Friday, February 27, 2009

Post Number 2

So... There I was. Considering and Contemplating on all things great and small. I was made the Worshipful Master of my Lodge in December and have been doing my best to serve my lodge as best I can. This is a continuous struggle.
I believe that portions of the Struggle are typical human interaction issues or simply the inevitable trials and tribulations that most folks in leadership positions face. The rest of it however, I fear is some sort of self sabotage. It is almost as if I strive for and work toward conflict; and it seems that I do this just so that I can fight the fight and in some way cause damage to others for the sake of being in control. I find that I occasionally do this in all aspects of my life. Those of you who know who I am know this.
Even now I am forcing myself to listen to Morcheeba knowing that I don't like it, simply because I enjoy not liking it. Sorta like Bleu Cheese. No one actually likes the taste but they enjoy the bad taste of it.

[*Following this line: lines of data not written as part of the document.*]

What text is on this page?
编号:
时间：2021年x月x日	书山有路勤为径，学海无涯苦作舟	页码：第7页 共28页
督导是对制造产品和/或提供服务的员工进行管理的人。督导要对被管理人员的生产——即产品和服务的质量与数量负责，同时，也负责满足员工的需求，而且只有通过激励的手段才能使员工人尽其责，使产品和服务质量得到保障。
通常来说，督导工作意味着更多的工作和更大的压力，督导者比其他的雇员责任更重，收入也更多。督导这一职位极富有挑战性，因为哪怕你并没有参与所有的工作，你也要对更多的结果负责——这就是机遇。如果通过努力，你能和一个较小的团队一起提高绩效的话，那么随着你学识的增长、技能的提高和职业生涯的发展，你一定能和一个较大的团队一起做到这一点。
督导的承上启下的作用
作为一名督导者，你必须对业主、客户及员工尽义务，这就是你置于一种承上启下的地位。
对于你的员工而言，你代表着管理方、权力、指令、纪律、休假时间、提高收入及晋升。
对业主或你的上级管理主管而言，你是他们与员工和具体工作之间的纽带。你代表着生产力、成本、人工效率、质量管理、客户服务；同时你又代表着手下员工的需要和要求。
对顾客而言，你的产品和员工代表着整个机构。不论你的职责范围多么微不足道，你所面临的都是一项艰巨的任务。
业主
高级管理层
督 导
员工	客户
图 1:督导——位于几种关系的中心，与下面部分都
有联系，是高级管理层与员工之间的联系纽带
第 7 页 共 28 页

Back on Lodge though, as the year has progressed with all that which I am sitting in the East, we as a Lodge have made so real progress. Our membership is Up. Our active participation is Up, and the quality of work we do has greatly improved. We have some Brothers that, like myself, have really committed themselves to Freemasonry and are acting as the necessary catalysts of progress.

That's it. No more Morcheeba. Back to KMFDM.